Acid based wheel cleaners are very effective but can attack alloy if damage to the protective lacquer occurs. Similarly alkaline or caustic wheel cleaners can damage substrates in a similar fashion. Acid based cleaners are typically the most effective as they attack the metallic objects reducing their size which allows them to be released from the lacquer.

auto-wheel provides the same release function by using a unique chelating process that renders the iron particles water soluble this together with a strong degreasing action ensure auto-wheel provides safe effective wheel cleaning.

Korrosol's ph is 6.5 - 7.5.


----------



## Johnyb (Feb 5, 2018)

andy198712 said:


> where are you finding that? i've found it about £15 per litre....
> 
> cheers


I get it off the autosmart rep for £30 for 5 ltr
I got cobalt 5ltr for £22 is that cheap?


----------



## andy198712 (Jan 20, 2018)

Johnyb said:


> I get it off the autosmart rep for £30 for 5 ltr
> I got cobalt 5ltr for £22 is that cheap?


Decent, eBay are way behind the game then!


----------



## LeeH (Jan 29, 2006)

Auto Allure is probably your next best bet if your AS rep won’t play ball. It’s what I use, it’s effective. 

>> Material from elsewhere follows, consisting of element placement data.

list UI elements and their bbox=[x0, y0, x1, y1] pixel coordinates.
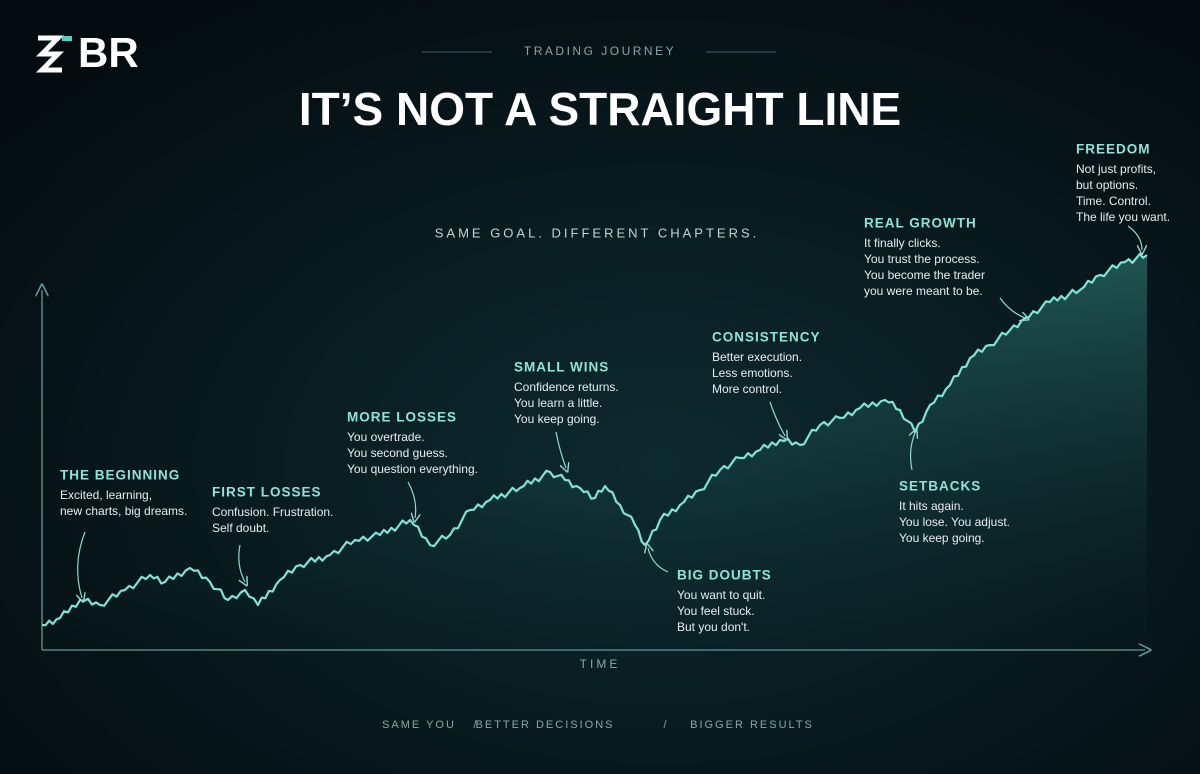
milestone-text: Confidence returns. bbox=[514, 380, 619, 394]
subtitle: SAME GOAL. DIFFERENT CHAPTERS. bbox=[435, 225, 760, 240]
milestone-arrow bbox=[911, 433, 915, 471]
footer-separator: / bbox=[473, 719, 477, 731]
milestone-title: CONSISTENCY bbox=[712, 330, 821, 345]
journey-line bbox=[41, 253, 1148, 627]
milestone-text: You want to quit. bbox=[677, 588, 765, 602]
milestone: REAL GROWTH It finally clicks. You trust t… bbox=[864, 216, 1025, 318]
footer-item: BIGGER RESULTS bbox=[690, 719, 814, 731]
milestone-text: It finally clicks. bbox=[864, 236, 941, 250]
milestone-title: MORE LOSSES bbox=[347, 410, 457, 425]
milestone-text: you were meant to be. bbox=[864, 284, 983, 298]
milestone-arrow bbox=[78, 531, 85, 598]
milestone-text: You become the trader bbox=[864, 268, 985, 282]
milestone-arrow bbox=[407, 481, 416, 518]
milestone-text: Better execution. bbox=[712, 350, 802, 364]
milestone-arrow bbox=[769, 401, 785, 436]
milestone-title: THE BEGINNING bbox=[60, 468, 180, 483]
journey-line-group bbox=[41, 253, 1148, 650]
milestone-text: You second guess. bbox=[347, 446, 448, 460]
milestone: FIRST LOSSES Confusion. Frustration. Self … bbox=[212, 485, 333, 582]
milestone-title: FREEDOM bbox=[1076, 142, 1151, 157]
milestone-text: You trust the process. bbox=[864, 252, 980, 266]
milestone-title: REAL GROWTH bbox=[864, 216, 977, 231]
milestone: SMALL WINS Confidence returns. You learn a… bbox=[514, 360, 619, 468]
milestone-text: Confusion. Frustration. bbox=[212, 505, 333, 519]
milestone: CONSISTENCY Better execution. Less emotion… bbox=[712, 330, 821, 436]
logo: BR bbox=[35, 29, 139, 76]
logo-text: BR bbox=[78, 29, 139, 76]
milestone: MORE LOSSES You overtrade. You second gues… bbox=[347, 410, 478, 518]
milestone-text: It hits again. bbox=[899, 499, 964, 513]
journey-area bbox=[42, 254, 1147, 650]
milestone-arrow bbox=[648, 548, 669, 573]
milestone-text: More control. bbox=[712, 382, 782, 396]
milestone-text: The life you want. bbox=[1076, 210, 1170, 224]
milestone-text: Less emotions. bbox=[712, 366, 793, 380]
footer-item: BETTER DECISIONS bbox=[476, 719, 615, 731]
kicker: TRADING JOURNEY bbox=[524, 44, 676, 58]
title: IT’S NOT A STRAIGHT LINE bbox=[299, 83, 901, 135]
milestones: THE BEGINNING Excited, learning, new chart… bbox=[60, 142, 1170, 635]
milestone-text: but options. bbox=[1076, 178, 1138, 192]
milestone-text: Not just profits, bbox=[1076, 162, 1156, 176]
milestone-title: SMALL WINS bbox=[514, 360, 609, 375]
milestone-text: You lose. You adjust. bbox=[899, 515, 1010, 529]
milestone: THE BEGINNING Excited, learning, new chart… bbox=[60, 468, 187, 598]
milestone-title: SETBACKS bbox=[899, 479, 981, 494]
milestone-arrow bbox=[999, 297, 1025, 318]
milestone-text: You question everything. bbox=[347, 462, 478, 476]
milestone-text: new charts, big dreams. bbox=[60, 504, 187, 518]
milestone-text: But you don't. bbox=[677, 620, 750, 634]
milestone-text: Excited, learning, bbox=[60, 488, 152, 502]
milestone-text: Time. Control. bbox=[1076, 194, 1151, 208]
footer-separator: / bbox=[663, 719, 667, 731]
x-axis-label: TIME bbox=[580, 657, 621, 671]
footer: SAME YOU/BETTER DECISIONS / BIGGER RESULTS bbox=[382, 719, 814, 731]
milestone: SETBACKS It hits again. You lose. You adju… bbox=[899, 433, 1010, 545]
milestone-text: You keep going. bbox=[899, 531, 985, 545]
milestone-text: You overtrade. bbox=[347, 430, 425, 444]
milestone-arrow bbox=[1127, 225, 1142, 250]
milestone-text: You keep going. bbox=[514, 412, 600, 426]
logo-accent bbox=[62, 36, 72, 41]
milestone-text: You feel stuck. bbox=[677, 604, 755, 618]
milestone: BIG DOUBTS You want to quit. You feel stuc… bbox=[648, 548, 772, 634]
milestone-title: BIG DOUBTS bbox=[677, 568, 772, 583]
milestone-arrow bbox=[555, 431, 566, 468]
footer-item: SAME YOU bbox=[382, 719, 456, 731]
milestone-title: FIRST LOSSES bbox=[212, 485, 322, 500]
milestone-arrow bbox=[238, 544, 245, 582]
milestone: FREEDOM Not just profits, but options. Time… bbox=[1076, 142, 1170, 250]
logo-icon bbox=[35, 35, 65, 73]
milestone-text: Self doubt. bbox=[212, 521, 269, 535]
milestone-text: You learn a little. bbox=[514, 396, 602, 410]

Sent from my iPhone using Tapatalk Pro


----------



## Hawkesybaby (Jun 17, 2016)

Autoglanz Blood Tonic, best ive used and doesnt smell like death!!!


----------



## Woodsmoke (Feb 12, 2018)

I used BH auto wheel to clean of my paint.. worked a treat..


----------



## Meirion658 (Feb 11, 2012)

AS Red 7 for me. Cost £30 for 5lts and can be used on wheels and bodywork which gives extra saving


----------



## garycha (Mar 29, 2012)

I use Gtechniq W6 which is costly at 5L @ 40 quid, but it is thick so little goes a long way and clings well. I use on body and alloys every few months and it does not seem to impact the coatings beneath - quite the opposite, it gives Exo a new lease of life. 

I was getting through iron x too fast before.


----------